Terry Jones On Google, ITA, GDSs

Consultant Terry Jones, best known as the founder of Travelocity, doesn't think the global distribution system execs should be concerned about Google's planned acquisition of ITA Travel. He also said people in his circles expect Google to spin off ITA's reservations business. Here are some tidbits from my interview with Jones, also a Rearden Commerce board member, chairman of Kayak and former CIO of Sabre, at the National Business Travel Association convention last week.
Campbell: What do you make of Google's move?
Jones: It's interesting. Travel, from everything I've heard, is their largest single market for advertisers. Is it $1 billion, is it a $2 billion market? It's a big number. But with airlines, what will you search for? What can you advertise? So whereas I think they've been getting a lot of money out of various pieces of the marketplace, they haven't been able to get much out of air. So the purchase of ITA will allow them to do that. It's going to be paid search and it's going to be wicked fast and they will have to do something like Bing. Never forget, they're an advertising company, so how will they optimize that? ITA has nothing to do with cars and hotels; it's all about fares. They're smart people with a lot of money and they paid a lot of money, so they're not going to forget they did this. They'll be focused on it. It doesn't mean they'll be good at it. They haven't succeeded in all areas. It's a difficult business.
Campbell: Another reaction people have had to the Google-ITA announcement is that GDS people should be scared. Transaction processing to me doesn't sound like a Google thing to do. What's your impression?

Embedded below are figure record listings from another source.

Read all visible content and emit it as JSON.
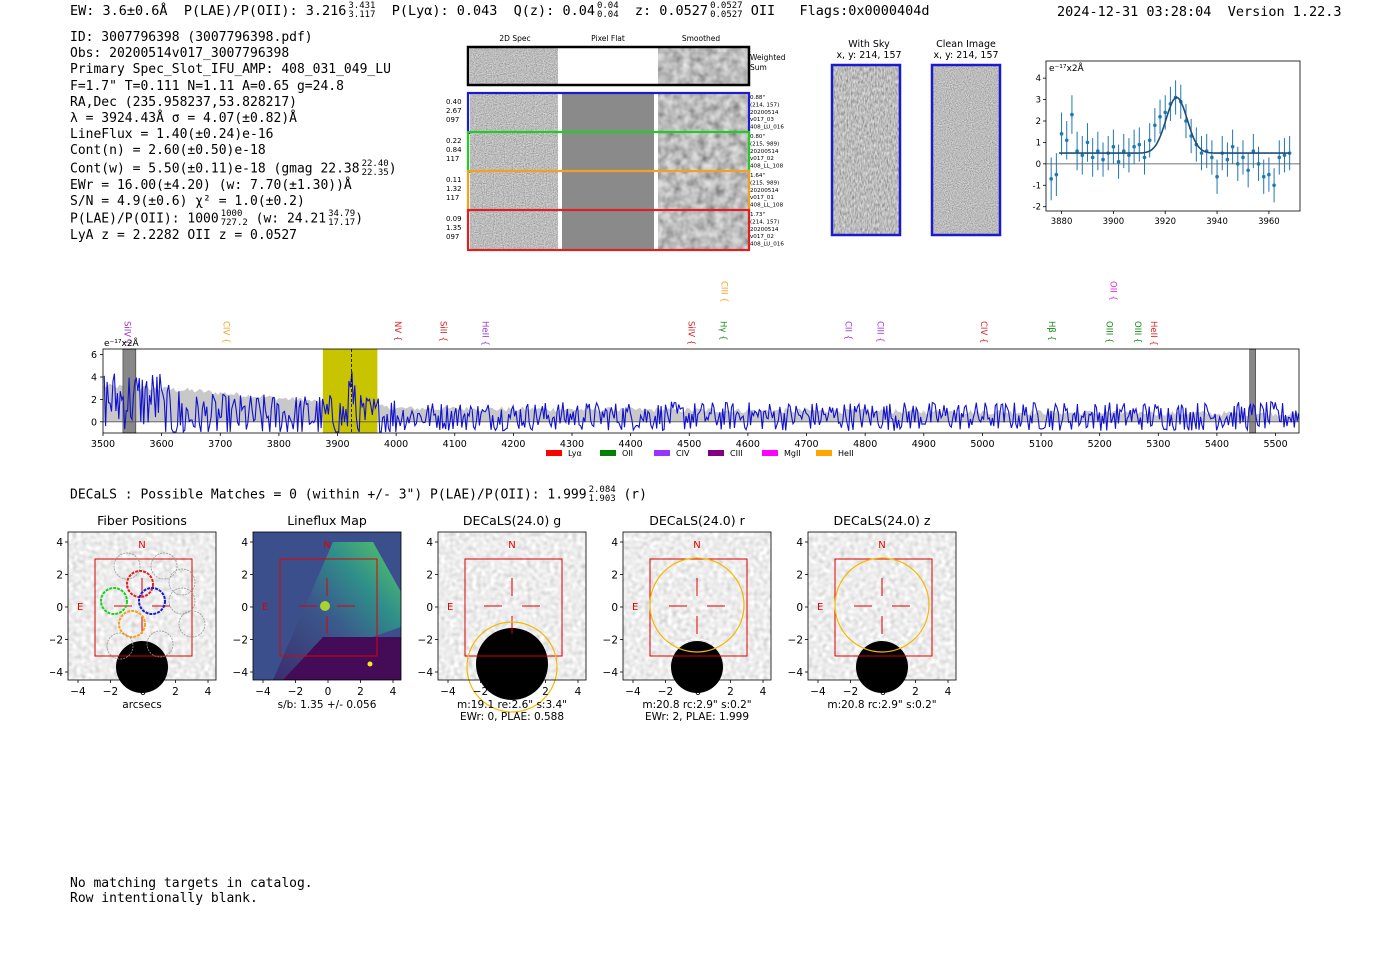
{
  "header": {
    "ew": "EW: 3.6±0.6Å",
    "plae_label": "P(LAE)/P(OII): 3.216",
    "plae_hi": "3.431",
    "plae_lo": "3.117",
    "plya": "P(Lyα): 0.043",
    "q_label": "Q(z): 0.04",
    "q_hi": "0.04",
    "q_lo": "0.04",
    "z_label": "z: 0.0527",
    "z_hi": "0.0527",
    "z_lo": "0.0527",
    "z_line": "OII",
    "flags": "Flags:0x0000404d",
    "timestamp": "2024-12-31 03:28:04",
    "version": "Version 1.22.3"
  },
  "info": {
    "id": "ID: 3007796398 (3007796398.pdf)",
    "obs": "Obs: 20200514v017_3007796398",
    "primary": "Primary Spec_Slot_IFU_AMP: 408_031_049_LU",
    "params": "F=1.7\"  T=0.111  N=1.11  A=0.65  g=24.8",
    "radec": "RA,Dec (235.958237,53.828217)",
    "lambda": "λ = 3924.43Å  σ = 4.07(±0.82)Å",
    "lineflux": "LineFlux = 1.40(±0.24)e-16",
    "contn": "Cont(n) = 2.60(±0.50)e-18",
    "contw": "Cont(w) = 5.50(±0.11)e-18 (gmag 22.38",
    "contw_hi": "22.40",
    "contw_lo": "22.35",
    "contw_end": ")",
    "ewr": "EWr = 16.00(±4.20) (w: 7.70(±1.30))Å",
    "sn": "S/N = 4.9(±0.6)  χ² = 1.0(±0.2)",
    "plae": "P(LAE)/P(OII): 1000",
    "plae_hi": "1000",
    "plae_lo": "727.2",
    "plae_w": "(w: 24.21",
    "plae_w_hi": "34.79",
    "plae_w_lo": "17.17",
    "plae_end": ")",
    "z": "LyA z = 2.2282  OII z = 0.0527"
  },
  "cutouts": {
    "col_labels": [
      "2D Spec",
      "Pixel Flat",
      "Smoothed"
    ],
    "weighted": [
      "Weighted",
      "Sum"
    ],
    "rows": [
      {
        "left": [
          "0.40",
          "2.67",
          "097"
        ],
        "right": [
          "0.88\"",
          "(214, 157)",
          "20200514",
          "v017_03",
          "408_LU_016"
        ],
        "color": "#1a1ad0"
      },
      {
        "left": [
          "0.22",
          "0.84",
          "117"
        ],
        "right": [
          "0.80\"",
          "(215, 989)",
          "20200514",
          "v017_02",
          "408_LL_108"
        ],
        "color": "#22cc22"
      },
      {
        "left": [
          "0.11",
          "1.32",
          "117"
        ],
        "right": [
          "1.64\"",
          "(215, 989)",
          "20200514",
          "v017_01",
          "408_LL_108"
        ],
        "color": "#f5a020"
      },
      {
        "left": [
          "0.09",
          "1.35",
          "097"
        ],
        "right": [
          "1.73\"",
          "(214, 157)",
          "20200514",
          "v017_02",
          "408_LU_016"
        ],
        "color": "#e02020"
      }
    ]
  },
  "sky": {
    "with_sky_title": "With Sky",
    "with_sky_sub": "x, y: 214, 157",
    "clean_title": "Clean Image",
    "clean_sub": "x, y: 214, 157"
  },
  "chart_data": [
    {
      "type": "line",
      "name": "emission-line-fit",
      "ylabel": "e⁻¹⁷x2Å",
      "xlim": [
        3874,
        3972
      ],
      "ylim": [
        -2.2,
        4.8
      ],
      "xticks": [
        "3880",
        "3900",
        "3920",
        "3940",
        "3960"
      ],
      "yticks": [
        "-2",
        "-1",
        "0",
        "1",
        "2",
        "3",
        "4"
      ],
      "fit": {
        "center": 3924.4,
        "sigma": 4.07,
        "amplitude": 2.6,
        "continuum": 0.5
      },
      "points_x": [
        3876,
        3878,
        3880,
        3882,
        3884,
        3886,
        3888,
        3890,
        3892,
        3894,
        3896,
        3898,
        3900,
        3902,
        3904,
        3906,
        3908,
        3910,
        3912,
        3914,
        3916,
        3918,
        3920,
        3922,
        3924,
        3926,
        3928,
        3930,
        3932,
        3934,
        3936,
        3938,
        3940,
        3942,
        3944,
        3946,
        3948,
        3950,
        3952,
        3954,
        3956,
        3958,
        3960,
        3962,
        3964,
        3966,
        3968
      ],
      "points_y": [
        -0.7,
        -0.5,
        1.4,
        1.1,
        2.3,
        0.6,
        0.4,
        1.0,
        0.3,
        0.6,
        0.2,
        0.5,
        0.8,
        0.1,
        0.6,
        0.4,
        0.8,
        0.9,
        0.3,
        1.1,
        1.8,
        2.2,
        2.4,
        2.8,
        3.1,
        2.9,
        2.0,
        1.3,
        0.9,
        0.5,
        0.6,
        0.3,
        -0.6,
        0.5,
        0.2,
        0.8,
        0.0,
        0.3,
        -0.3,
        0.6,
        0.0,
        -0.6,
        -0.5,
        -1.0,
        0.3,
        0.4,
        0.5
      ],
      "errors": [
        1.0,
        1.0,
        1.0,
        0.9,
        0.9,
        0.9,
        0.9,
        0.9,
        0.9,
        0.9,
        0.8,
        0.8,
        0.8,
        0.8,
        0.8,
        0.8,
        0.8,
        0.8,
        0.8,
        0.8,
        0.8,
        0.8,
        0.8,
        0.8,
        0.8,
        0.8,
        0.8,
        0.8,
        0.8,
        0.8,
        0.8,
        0.8,
        0.8,
        0.8,
        0.8,
        0.8,
        0.8,
        0.8,
        0.8,
        0.8,
        0.8,
        0.8,
        0.8,
        0.8,
        0.8,
        0.8,
        0.8
      ]
    },
    {
      "type": "line",
      "name": "full-spectrum",
      "ylabel": "e⁻¹⁷x2Å",
      "xlim": [
        3500,
        5540
      ],
      "ylim": [
        -1,
        6.5
      ],
      "xticks": [
        "3500",
        "3600",
        "3700",
        "3800",
        "3900",
        "4000",
        "4100",
        "4200",
        "4300",
        "4400",
        "4500",
        "4600",
        "4700",
        "4800",
        "4900",
        "5000",
        "5100",
        "5200",
        "5300",
        "5400",
        "5500"
      ],
      "yticks": [
        "0",
        "2",
        "4",
        "6"
      ],
      "highlight_band": [
        3875,
        3968
      ],
      "marker_line": 3924,
      "masked_bands": [
        [
          3534,
          3556
        ],
        [
          5456,
          5466
        ]
      ],
      "line_labels": [
        {
          "label": "SiIV",
          "x": 3542,
          "color": "#9933cc",
          "row": "low"
        },
        {
          "label": "CIV",
          "x": 3711,
          "color": "#f5a020",
          "row": "low"
        },
        {
          "label": "NV",
          "x": 4003,
          "color": "#e02020",
          "row": "low"
        },
        {
          "label": "SiII",
          "x": 4081,
          "color": "#e02020",
          "row": "low"
        },
        {
          "label": "HeII",
          "x": 4152,
          "color": "#9933cc",
          "row": "low"
        },
        {
          "label": "SiIV",
          "x": 4504,
          "color": "#e02020",
          "row": "low"
        },
        {
          "label": "Hγ",
          "x": 4558,
          "color": "#118811",
          "row": "low"
        },
        {
          "label": "CIII",
          "x": 4560,
          "color": "#f5a020",
          "row": "high"
        },
        {
          "label": "CII",
          "x": 4772,
          "color": "#9933cc",
          "row": "low"
        },
        {
          "label": "CIII",
          "x": 4826,
          "color": "#9933cc",
          "row": "low"
        },
        {
          "label": "CIV",
          "x": 5003,
          "color": "#e02020",
          "row": "low"
        },
        {
          "label": "Hβ",
          "x": 5119,
          "color": "#118811",
          "row": "low"
        },
        {
          "label": "OIII",
          "x": 5217,
          "color": "#118811",
          "row": "low"
        },
        {
          "label": "OII",
          "x": 5224,
          "color": "#dd22dd",
          "row": "high"
        },
        {
          "label": "OIII",
          "x": 5265,
          "color": "#118811",
          "row": "low"
        },
        {
          "label": "HeII",
          "x": 5293,
          "color": "#e02020",
          "row": "low"
        }
      ],
      "legend": [
        {
          "label": "Lyα",
          "color": "#ff0000"
        },
        {
          "label": "OII",
          "color": "#008000"
        },
        {
          "label": "CIV",
          "color": "#9933ff"
        },
        {
          "label": "CIII",
          "color": "#800080"
        },
        {
          "label": "MgII",
          "color": "#ff00ff"
        },
        {
          "label": "HeII",
          "color": "#ffa500"
        }
      ]
    }
  ],
  "decals": {
    "summary": "DECaLS : Possible Matches = 0 (within +/- 3\")  P(LAE)/P(OII): 1.999",
    "summary_hi": "2.084",
    "summary_lo": "1.903",
    "summary_end": "(r)",
    "panels": [
      {
        "title": "Fiber Positions",
        "cap1": "arcsecs",
        "cap2": ""
      },
      {
        "title": "Lineflux Map",
        "cap1": "s/b: 1.35 +/- 0.056",
        "cap2": ""
      },
      {
        "title": "DECaLS(24.0) g",
        "cap1": "m:19.1  re:2.6\"  s:3.4\"",
        "cap2": "EWr: 0, PLAE: 0.588"
      },
      {
        "title": "DECaLS(24.0) r",
        "cap1": "m:20.8 rc:2.9\"  s:0.2\"",
        "cap2": "EWr: 2, PLAE: 1.999"
      },
      {
        "title": "DECaLS(24.0) z",
        "cap1": "m:20.8 rc:2.9\"  s:0.2\"",
        "cap2": ""
      }
    ],
    "ticks": [
      "4",
      "2",
      "0",
      "−2",
      "−4"
    ],
    "xticks": [
      "−4",
      "−2",
      "0",
      "2",
      "4"
    ],
    "north": "N",
    "east": "E"
  },
  "footer": {
    "line1": "No matching targets in catalog.",
    "line2": "Row intentionally blank."
  }
}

Jones: They do a lot of science projects but they're pretty clear about what they are. They are an advertising company. I guess you could say a GDS does that, but it's much more of a transactional engine. Look at the GDSs. Why are they private companies? Because they're shrinking, and it's hard to be a public company when you're getting smaller. They're throwing off a lot of cash, but they're the perfect private company. It's not a business you can get everyone excited about. Some have gone public, but it's a hybrid. GDSs should be afraid of senility. It's just an older business.
Campbell: But most of the shrinkage has already happened. That's been mostly consumer, but the business stuff stays there. In corporate travel do you see any big threats for them?
Jones: No, there's nothing that will supplant that piece. Rearden uses ITA but we also use GDSs. I don't think they're going away any time soon and they have right-sized their companies and that will continue. The next round of [airline] negotiations will be interesting as they always are.
Campbell: I have read about Google and cloud computing with ITA and the res system, and someone talked about the res system in the cloud. To me that was just ridiculous.
Jones: All the speculation around the acquisition was that's going to be spun off. That's not going to stay. Jeremy [Wertheimer, ITA Software co-founder] wants to do that. It's what he's interested in. I don't think they'll keep that business. Everyone I know who is talking to them is talking about that as a separate piece.
Campbell: He has to get a customer.
Jones: He does and he will. They have rewritten it so it's in pieces as opposed to the Big Bang, so it's better to sell pieces. It's the Rearden strategy: go in with travel and then start selling them other stuff. Jeremy doesn't care about money; he wanted to make his people happy. He just wants really good science projects and he's very good at it. So they will continue to be a force; I don't know what his deal is, whether he's staying.